Aufschlagen statt anschalten

Dornach hat seit kurzem einen Bücherschrank. Hier können Bücher gebracht und geholt werden. Gratis und mit wenig Aufwand.

Perfekte Zusammenarbeit: Jay Altenbach (l.) und Susann Barkholdt haben den Bücher-Tausch-Schrank bei der alten Gmeini innert kürzester Zeit realisiert.  Foto: Fabia Maieroni
Perfekte Zusammenarbeit: Jay Altenbach (l.) und Susann Barkholdt haben den Bücher-Tausch-Schrank bei der alten Gmeini innert kürzester Zeit realisiert. Foto: Fabia Maieroni

Angefangen hat alles mit einer Nachricht über den Messengerdienst Whatsapp. In der Gruppe «Zu verschenken in Dornach» fragte Jay Altenbach nach, ob es in Dornach einen öffentlichen Bücher-Tausch-Schrank gebe.
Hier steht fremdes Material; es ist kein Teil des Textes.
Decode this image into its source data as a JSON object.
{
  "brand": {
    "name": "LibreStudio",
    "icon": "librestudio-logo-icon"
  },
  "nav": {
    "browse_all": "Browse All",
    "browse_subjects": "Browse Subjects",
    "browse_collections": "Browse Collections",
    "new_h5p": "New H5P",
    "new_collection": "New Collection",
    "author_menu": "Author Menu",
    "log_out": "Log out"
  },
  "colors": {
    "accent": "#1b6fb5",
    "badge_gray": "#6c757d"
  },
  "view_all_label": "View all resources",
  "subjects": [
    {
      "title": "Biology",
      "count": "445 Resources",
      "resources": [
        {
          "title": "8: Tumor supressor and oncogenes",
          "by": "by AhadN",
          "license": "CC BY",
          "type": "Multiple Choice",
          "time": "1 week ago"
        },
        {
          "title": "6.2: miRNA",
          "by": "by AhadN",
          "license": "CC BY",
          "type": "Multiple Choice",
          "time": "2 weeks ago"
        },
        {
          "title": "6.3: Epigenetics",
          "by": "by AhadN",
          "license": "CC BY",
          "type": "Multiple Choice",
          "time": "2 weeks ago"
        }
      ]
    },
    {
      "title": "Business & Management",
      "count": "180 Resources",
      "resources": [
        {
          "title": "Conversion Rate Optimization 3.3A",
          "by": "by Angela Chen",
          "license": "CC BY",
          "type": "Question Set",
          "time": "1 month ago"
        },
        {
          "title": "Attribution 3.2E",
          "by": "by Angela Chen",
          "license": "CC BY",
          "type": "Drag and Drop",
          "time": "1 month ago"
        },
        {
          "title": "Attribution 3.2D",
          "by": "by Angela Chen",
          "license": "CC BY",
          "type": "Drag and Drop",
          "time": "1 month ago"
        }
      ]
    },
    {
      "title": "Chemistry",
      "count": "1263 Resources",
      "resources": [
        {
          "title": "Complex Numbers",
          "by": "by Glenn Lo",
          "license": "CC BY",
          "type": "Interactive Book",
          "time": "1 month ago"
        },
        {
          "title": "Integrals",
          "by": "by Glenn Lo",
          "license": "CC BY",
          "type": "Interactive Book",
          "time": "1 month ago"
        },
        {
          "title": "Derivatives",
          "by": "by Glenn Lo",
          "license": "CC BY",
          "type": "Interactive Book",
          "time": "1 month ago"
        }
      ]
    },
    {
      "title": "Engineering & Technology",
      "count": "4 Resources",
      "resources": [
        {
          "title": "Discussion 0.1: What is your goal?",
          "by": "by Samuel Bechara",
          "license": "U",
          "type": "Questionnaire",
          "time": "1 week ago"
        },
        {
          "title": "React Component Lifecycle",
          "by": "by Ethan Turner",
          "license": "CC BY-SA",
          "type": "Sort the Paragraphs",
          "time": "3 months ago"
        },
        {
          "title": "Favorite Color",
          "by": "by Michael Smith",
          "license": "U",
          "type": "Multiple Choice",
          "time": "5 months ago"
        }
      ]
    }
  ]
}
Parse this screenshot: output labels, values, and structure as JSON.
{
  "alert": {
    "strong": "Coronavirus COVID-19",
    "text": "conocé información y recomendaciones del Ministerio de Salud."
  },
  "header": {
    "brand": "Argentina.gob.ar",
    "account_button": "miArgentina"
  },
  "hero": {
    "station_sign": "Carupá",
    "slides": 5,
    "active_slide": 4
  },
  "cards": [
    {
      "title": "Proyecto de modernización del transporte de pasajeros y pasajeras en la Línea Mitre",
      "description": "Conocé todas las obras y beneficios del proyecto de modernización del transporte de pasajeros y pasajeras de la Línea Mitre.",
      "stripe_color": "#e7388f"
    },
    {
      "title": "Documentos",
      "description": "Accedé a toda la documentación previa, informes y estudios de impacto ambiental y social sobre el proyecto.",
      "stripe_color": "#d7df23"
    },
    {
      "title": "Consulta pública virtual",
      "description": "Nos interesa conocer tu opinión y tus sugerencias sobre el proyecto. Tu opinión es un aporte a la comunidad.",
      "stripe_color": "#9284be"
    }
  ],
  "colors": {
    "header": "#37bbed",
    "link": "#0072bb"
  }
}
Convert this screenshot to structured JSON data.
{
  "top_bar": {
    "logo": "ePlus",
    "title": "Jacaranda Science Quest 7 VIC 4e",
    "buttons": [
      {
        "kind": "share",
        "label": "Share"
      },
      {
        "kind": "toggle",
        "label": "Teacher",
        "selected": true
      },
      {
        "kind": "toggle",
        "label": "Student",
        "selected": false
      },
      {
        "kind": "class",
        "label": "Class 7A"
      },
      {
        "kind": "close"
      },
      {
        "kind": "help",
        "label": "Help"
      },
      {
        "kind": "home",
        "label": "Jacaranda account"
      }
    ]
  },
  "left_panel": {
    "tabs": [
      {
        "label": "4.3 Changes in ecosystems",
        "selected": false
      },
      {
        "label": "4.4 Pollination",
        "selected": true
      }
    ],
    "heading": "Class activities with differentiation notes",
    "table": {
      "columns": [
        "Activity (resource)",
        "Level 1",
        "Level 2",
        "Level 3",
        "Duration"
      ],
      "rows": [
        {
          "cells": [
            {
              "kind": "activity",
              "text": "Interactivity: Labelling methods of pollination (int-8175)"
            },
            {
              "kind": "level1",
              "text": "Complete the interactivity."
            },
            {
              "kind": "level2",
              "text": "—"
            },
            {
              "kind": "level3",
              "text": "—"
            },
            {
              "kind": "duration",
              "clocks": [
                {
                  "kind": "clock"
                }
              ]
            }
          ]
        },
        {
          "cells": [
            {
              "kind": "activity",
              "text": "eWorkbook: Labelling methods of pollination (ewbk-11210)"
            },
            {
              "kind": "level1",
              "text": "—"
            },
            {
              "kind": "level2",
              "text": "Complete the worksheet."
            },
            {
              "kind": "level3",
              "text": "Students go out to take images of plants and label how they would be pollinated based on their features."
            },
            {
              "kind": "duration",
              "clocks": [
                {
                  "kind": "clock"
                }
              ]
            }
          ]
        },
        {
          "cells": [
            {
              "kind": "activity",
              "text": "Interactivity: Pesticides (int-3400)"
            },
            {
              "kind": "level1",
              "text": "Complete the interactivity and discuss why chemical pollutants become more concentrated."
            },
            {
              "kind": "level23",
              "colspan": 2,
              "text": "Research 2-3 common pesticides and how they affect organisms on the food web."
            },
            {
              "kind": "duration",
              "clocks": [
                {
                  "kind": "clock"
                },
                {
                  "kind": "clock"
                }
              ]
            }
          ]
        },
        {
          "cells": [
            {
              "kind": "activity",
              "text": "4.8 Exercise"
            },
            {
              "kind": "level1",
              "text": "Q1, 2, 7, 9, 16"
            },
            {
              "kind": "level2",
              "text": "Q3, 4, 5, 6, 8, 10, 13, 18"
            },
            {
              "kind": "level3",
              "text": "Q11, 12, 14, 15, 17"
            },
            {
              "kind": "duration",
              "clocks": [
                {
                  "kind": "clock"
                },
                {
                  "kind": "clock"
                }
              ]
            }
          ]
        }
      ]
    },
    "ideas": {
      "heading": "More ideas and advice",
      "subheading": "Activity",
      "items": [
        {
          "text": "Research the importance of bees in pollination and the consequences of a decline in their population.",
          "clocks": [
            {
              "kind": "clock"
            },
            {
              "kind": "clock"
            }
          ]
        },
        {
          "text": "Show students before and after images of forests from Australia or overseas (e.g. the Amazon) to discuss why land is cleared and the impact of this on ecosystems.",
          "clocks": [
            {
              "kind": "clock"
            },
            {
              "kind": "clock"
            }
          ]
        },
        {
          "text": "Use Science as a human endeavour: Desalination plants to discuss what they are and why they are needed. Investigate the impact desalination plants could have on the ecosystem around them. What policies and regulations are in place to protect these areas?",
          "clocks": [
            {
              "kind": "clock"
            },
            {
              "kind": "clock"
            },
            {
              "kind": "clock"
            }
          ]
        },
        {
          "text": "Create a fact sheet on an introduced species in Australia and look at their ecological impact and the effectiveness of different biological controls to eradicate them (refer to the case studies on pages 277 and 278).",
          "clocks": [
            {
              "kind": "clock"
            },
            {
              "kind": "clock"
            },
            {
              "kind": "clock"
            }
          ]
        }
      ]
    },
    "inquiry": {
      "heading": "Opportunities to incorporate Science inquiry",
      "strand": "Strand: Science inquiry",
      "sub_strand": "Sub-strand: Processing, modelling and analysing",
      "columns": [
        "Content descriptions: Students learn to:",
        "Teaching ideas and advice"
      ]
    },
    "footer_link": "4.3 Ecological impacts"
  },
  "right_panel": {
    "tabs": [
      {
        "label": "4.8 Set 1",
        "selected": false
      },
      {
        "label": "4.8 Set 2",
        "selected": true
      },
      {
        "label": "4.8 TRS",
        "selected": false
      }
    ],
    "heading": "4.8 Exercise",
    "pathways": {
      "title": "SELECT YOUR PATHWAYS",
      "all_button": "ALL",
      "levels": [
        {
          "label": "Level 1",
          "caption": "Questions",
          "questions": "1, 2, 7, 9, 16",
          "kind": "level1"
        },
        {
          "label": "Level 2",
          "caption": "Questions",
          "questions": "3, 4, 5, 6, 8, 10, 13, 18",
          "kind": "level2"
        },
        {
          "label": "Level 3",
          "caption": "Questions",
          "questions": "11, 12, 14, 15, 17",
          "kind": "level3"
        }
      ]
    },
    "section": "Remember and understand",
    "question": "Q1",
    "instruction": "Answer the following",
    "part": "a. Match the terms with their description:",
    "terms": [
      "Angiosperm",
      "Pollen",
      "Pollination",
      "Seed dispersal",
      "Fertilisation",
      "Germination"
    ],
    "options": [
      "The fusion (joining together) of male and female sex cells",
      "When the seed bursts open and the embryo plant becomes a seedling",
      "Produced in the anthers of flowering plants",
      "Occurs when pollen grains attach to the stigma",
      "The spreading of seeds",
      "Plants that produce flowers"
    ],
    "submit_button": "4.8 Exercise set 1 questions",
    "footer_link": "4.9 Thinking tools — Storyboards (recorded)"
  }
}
Sofort kam die Antwort von Susann Barkholdt: «Stell doch einen auf, es gibt sicher viele Interessierte!» Die beiden Frauen schlossen sich kurz und nahmen sich dem Projekt «Bücherschrank Dornach» an. Die Idee: Statt gelesene Bücher einfach wegzuwerfen, kann man diese zum Bücherschrank bringen und im Idealfall gleich wieder ein neues Buch mitnehmen.


Einen Nerv getroffen
Das Projekt erhielt schnell und unkompliziert Unterstützung der Gemeinde. Gemeindepräsident Christian Schlatter nahm sich der Sache an und stellte den Standort im Eingangsbereich des alten Gemeindehauses zur Verfügung. Den Flyer gestaltete Jay Altenbach, die Sprechblasen-Tafeln, die den Schrank zieren, wurden von Susann Barkholdt erstellt. Altenbach hat zudem die «IG für ein nachhaltiges und lebendiges Dornach» gegründet. «Mit irgendeinem Namen mussten wir ja unterschreiben», lacht die Journalistin.

Der etwa hüfthohe Schrank ist in zwei Teile gegliedert. Im linken Fach sind Kinder- und Jugendbücher eingeordnet, im rechten Abteil findet man Bücher für Erwachsene. Barkholdt und Altenbach haben ihn zu Beginn mit eigenen Büchern bestückt. Nur wenige Tage nachdem der Bücherschrank aufgestellt wurde, sind die meisten Kinderbücher bereits mitgenommen worden. Das freut Susann Barkholdt besonders: «Hier sollen Kinder stöbern können und die Faszination Buch wiederentdecken – eine Alternative zu ihren Bildschirmen. ‹Aufschlagen statt anschalten› heisst das Motto.» Die Regalböden bei der Erwachsenenliteratur waren im Gegensatz zur Kinderabteilung schon nach kürzester Zeit voll. Neben Belletristik und spannenden Krimis sind darin gleich mehrere Versionen von Goethes Faust zu finden. «Es freut mich, dass die Bandbreite der Bücher so gross ist», sagt Altenbach und schwärmt: «Bücher sind einfach etwas Schönes!»

Angst vor Vandalismus haben die beiden Initiantinnen nicht. «Die Anwohnerinnen und Anwohner haben ein Auge auf den Schrank und passen auf», sagt Barkholdt zufrieden. Dank des Schranks bei der alten Gmeini ist eines klar: Bücher wegwerfen war gestern!